We are seeking a Quality Assurance Engineer who will ensure the establishment and execution of world-class Design Control processes that deliver safe and reliable products while also enabling speed to market. You will partner with engineering teams in the development of medical devices to ensure safety and efficacy are demonstrated, identifying and mitigating risks throughout the process.

Responsibilities

• Ensure compilation and maintenance of product Design History Files (DHF) and perform DHF audits as an independent reviewer.
• Archive paper device and design history records in an electronic searchable format.
• Analyze post-market quality data, complaint, and service data, summarizing it into easy-to-read failure analysis.
• Document traceability of requirements through design output and to design verification and/or design validation.
• Guide the use of robust statistical techniques throughout new product development and design changes.
• Support external regulator or customer audits.
• Perform other duties as requested.

Essential Skills

• Attention to detail and focus.
• Organizational skills.
• Proficiency in Microsoft Office.
• Systems design control competency.
• 1 year of experience in quality system documentation.
• 1-2 years reviewing and/or filing quality records.
• 1 year of experience processing large complaint datasets.
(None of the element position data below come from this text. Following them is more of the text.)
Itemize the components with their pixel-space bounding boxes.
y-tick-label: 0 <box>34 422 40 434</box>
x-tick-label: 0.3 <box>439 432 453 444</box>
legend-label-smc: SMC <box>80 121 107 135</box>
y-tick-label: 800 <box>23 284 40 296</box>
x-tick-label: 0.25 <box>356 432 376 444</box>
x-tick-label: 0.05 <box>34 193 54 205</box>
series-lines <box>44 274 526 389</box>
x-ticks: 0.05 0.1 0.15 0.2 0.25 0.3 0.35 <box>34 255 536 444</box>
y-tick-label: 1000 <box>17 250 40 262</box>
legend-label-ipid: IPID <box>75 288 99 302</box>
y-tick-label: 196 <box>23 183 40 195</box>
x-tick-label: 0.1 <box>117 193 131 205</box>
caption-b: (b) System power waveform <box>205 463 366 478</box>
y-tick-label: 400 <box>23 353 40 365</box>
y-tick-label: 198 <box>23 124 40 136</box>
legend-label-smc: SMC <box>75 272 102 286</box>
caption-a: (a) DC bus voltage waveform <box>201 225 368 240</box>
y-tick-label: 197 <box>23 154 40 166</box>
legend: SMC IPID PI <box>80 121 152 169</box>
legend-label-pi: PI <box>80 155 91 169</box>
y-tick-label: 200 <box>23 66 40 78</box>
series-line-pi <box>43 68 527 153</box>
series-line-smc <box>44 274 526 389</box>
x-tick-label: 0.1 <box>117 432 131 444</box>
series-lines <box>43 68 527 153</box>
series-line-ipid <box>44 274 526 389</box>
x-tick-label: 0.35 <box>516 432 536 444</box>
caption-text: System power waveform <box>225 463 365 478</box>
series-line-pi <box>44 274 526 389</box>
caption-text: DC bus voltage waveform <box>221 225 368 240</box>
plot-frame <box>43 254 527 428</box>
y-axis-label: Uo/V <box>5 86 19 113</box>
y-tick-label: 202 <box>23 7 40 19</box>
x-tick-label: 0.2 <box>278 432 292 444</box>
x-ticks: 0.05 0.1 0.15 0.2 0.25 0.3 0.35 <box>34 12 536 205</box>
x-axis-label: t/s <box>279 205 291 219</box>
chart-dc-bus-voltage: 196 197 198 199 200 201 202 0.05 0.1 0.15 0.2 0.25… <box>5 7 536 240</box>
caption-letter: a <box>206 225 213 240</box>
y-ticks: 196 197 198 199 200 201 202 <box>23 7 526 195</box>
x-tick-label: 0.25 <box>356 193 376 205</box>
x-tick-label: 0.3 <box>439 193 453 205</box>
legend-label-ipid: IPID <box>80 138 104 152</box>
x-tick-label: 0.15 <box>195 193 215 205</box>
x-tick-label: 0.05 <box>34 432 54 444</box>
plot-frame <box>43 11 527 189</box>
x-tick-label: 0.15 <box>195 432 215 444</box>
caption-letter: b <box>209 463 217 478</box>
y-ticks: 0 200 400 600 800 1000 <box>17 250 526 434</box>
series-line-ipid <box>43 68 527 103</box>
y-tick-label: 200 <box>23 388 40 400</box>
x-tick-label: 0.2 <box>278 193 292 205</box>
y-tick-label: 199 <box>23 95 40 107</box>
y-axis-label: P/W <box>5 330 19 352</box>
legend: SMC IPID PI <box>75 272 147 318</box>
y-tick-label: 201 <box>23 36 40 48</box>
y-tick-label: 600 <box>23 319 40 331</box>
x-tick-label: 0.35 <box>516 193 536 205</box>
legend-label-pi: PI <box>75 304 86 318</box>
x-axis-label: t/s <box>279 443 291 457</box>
Additional Skills & Qualifications

• Bachelor's degree in engineering is preferred, but equivalent work experience may be sufficient.
• Medical device manufacturing experience is advantageous.
• Experience archiving and conciliating Design History Records (DHRs).
• Experience drafting design Failure Mode and Effects Analyses (FMEAs).
• Strong working knowledge of design controls as required by FDA 21 CFR 820.30 and ISO standards.
• Demonstrated ability to analyze, evaluate, and control risk following lifecycle risk management standards.
• Understanding of statistical analysis techniques and tools.
• ASQ or related quality certification is preferred.
• Work experience in an FDA regulated environment is preferred.
• Proficiency in reading and understanding technical product documentation, diagrams, schematics, and flow-charts.
• Comfortable using PC tools and Windows OS with a working knowledge of local and network-based file systems.
• Excellent verbal and written communication skills in English.
• Ability to work independently and as part of a team.
• Proactive and timely in the execution of assigned tasks.
• Flexibility and adaptability when needs and priorities change.

Work Environment

This position is based onsite in Milwaukee, WI, working a 40-hour week from 8:30 AM to 4:30 PM. The role involves sitting for extended periods, using a computer, and communicating both in-person and over the phone. The work environment is an office setting with a minimal noise level.